Su estancia allí la pasó en compañía de una mujer llamada Wanda. Pasaron una semana juntos, todo un récord para Thompson Keatley, porque después del tiempo que había permanecido solo necesitaba contacto carnal, la cercanía de la sangre, de los huesos y de un aliento húmedo después del duro suelo y el aire caliente del desierto. Apenas se levantaron de la estrecha cama del hotel, donde estuvieron copulando, comiendo, emborrachándose. Por la noche ella le contó sus secretos, le contó su vida, que había transcurrido en aquel pueblo en su mayor parte. Había estado tan absorto en su deseo que le sorprendió comprobar que ella se había formado una opinión muy distinta de él. Se había marchado de la habitación mientras ella dormía, sin dejarle siquiera una nota. Luego se arrepintió. Ahora ni recordaba qué aspecto tenía, aunque se acordaba con claridad de la sensación de calidez y humedad que le transmitía. Cuando hacían el amor, se fundían en un mar de sudor y luego Tom sospechó que todo había sido obra de él. Había conseguido sacar el agua de su interior. Necesitaba aquella humedad, aquel agua, aquel néctar de la carne. Ella fue su retorno al mundo de los vivos.
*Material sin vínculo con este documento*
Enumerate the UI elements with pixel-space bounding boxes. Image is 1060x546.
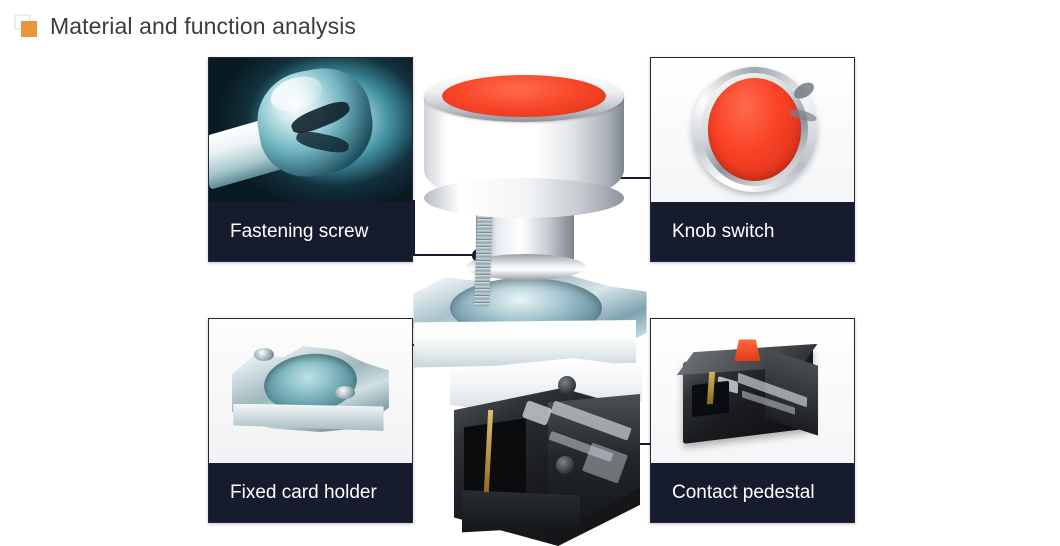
page-title: Material and function analysis bbox=[50, 15, 356, 38]
diagram-stage: Material and function analysis bbox=[0, 0, 1060, 538]
callout-label-fixed-card-holder: Fixed card holder bbox=[209, 483, 377, 502]
callout-label-fastening-screw: Fastening screw bbox=[209, 222, 368, 241]
hero-red-button-cap bbox=[442, 75, 606, 117]
hero-terminal-screw-top bbox=[558, 376, 576, 394]
callout-photo-contact-pedestal bbox=[651, 319, 854, 465]
header-squares-icon bbox=[14, 14, 40, 38]
callout-label-knob-switch: Knob switch bbox=[651, 222, 774, 241]
callout-label-contact-pedestal: Contact pedestal bbox=[651, 483, 815, 502]
card-holder-art bbox=[209, 319, 412, 465]
callout-caption-fixed-card-holder: Fixed card holder bbox=[209, 463, 412, 522]
contact-pedestal-art bbox=[651, 319, 854, 465]
callout-caption-contact-pedestal: Contact pedestal bbox=[651, 463, 854, 522]
holder-front-face bbox=[233, 404, 383, 439]
screw-closeup-art bbox=[209, 58, 412, 204]
callout-photo-fixed-card-holder bbox=[209, 319, 412, 465]
callout-fixed-card-holder[interactable]: Fixed card holder bbox=[208, 318, 413, 523]
callout-fastening-screw[interactable]: Fastening screw bbox=[208, 57, 413, 262]
callout-photo-knob-switch bbox=[651, 58, 854, 204]
callout-caption-fastening-screw: Fastening screw bbox=[209, 202, 412, 261]
knob-switch-art bbox=[651, 58, 854, 204]
callout-photo-fastening-screw bbox=[209, 58, 412, 204]
hero-terminal-screw-bottom bbox=[556, 456, 574, 474]
callout-caption-knob-switch: Knob switch bbox=[651, 202, 854, 261]
callout-contact-pedestal[interactable]: Contact pedestal bbox=[650, 318, 855, 523]
page-header: Material and function analysis bbox=[0, 0, 1060, 52]
knob-red-cap bbox=[708, 78, 801, 180]
square-filled-icon bbox=[21, 21, 37, 37]
callout-knob-switch[interactable]: Knob switch bbox=[650, 57, 855, 262]
contact-orange-plunger bbox=[734, 339, 760, 361]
Sabía perfectamente por qué había recordado aquel viaje a Nevada mientras avanzaba por la carretera en dirección al límite del pueblo. Se sentía igual que entonces. Sentía un vacío absoluto. Notaba la carencia del lugar y, además, la suya propia. Percibía una sequedad interior.

Más allá, algo había en lo alto y, mientras se dirigía hacia allí, fue notando el cambio que sufría la atmósfera.
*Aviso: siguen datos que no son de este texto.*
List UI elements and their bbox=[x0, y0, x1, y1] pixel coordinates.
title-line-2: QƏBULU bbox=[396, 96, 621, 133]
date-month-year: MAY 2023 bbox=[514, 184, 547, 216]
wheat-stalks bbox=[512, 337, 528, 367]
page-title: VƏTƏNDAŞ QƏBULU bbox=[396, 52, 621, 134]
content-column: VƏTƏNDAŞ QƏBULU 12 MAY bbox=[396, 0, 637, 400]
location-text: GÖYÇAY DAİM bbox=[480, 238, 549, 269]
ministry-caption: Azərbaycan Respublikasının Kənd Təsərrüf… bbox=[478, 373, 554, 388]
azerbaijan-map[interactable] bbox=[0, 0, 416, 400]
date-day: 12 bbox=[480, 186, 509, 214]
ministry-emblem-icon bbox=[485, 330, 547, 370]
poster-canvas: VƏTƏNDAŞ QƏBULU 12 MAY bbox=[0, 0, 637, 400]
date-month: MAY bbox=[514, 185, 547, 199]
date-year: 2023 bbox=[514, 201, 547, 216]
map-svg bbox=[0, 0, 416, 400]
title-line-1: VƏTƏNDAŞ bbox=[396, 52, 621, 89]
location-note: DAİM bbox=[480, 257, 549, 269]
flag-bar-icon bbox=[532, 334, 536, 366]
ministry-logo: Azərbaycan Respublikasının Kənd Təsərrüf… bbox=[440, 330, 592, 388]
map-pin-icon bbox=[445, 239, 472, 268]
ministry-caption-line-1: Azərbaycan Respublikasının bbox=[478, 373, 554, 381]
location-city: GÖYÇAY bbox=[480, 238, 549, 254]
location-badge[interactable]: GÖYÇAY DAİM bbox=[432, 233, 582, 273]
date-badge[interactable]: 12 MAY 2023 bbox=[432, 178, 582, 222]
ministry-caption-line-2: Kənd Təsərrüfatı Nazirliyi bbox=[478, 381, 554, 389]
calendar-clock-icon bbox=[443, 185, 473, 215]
En el cielo, al final de la línea, flotaba una nube diminuta y alargada que contenía lluvia. Era pequeña y formaba una especie de bruma en el horizonte, por lo que resultaba invisible para todos menos para él. Aligeró el paso y se encaminó hacia la nube como una polilla a la luz.

Como si atravesara el espejo, pasó de un mundo al otro, salió del vacío. Dejó la mochila en el suelo. Se situó justo debajo de la nube, alzó los brazos y alcanzó el cielo. Tocó la lluvia. Se sumergió en ella al tiempo que percibía cómo su humedad colmaba sus fosas nasales, sus poros. Cerró los ojos y tiró suavemente de ella. Una ligera llovizna cayó sobre el lugar, sobre Tom, empapando su rostro. Las gotas diminutas le recorrieron los párpados, la cara, se introdujeron en su boca y le supieron dulces, y después se le deslizaron por el cuello hasta la camisa.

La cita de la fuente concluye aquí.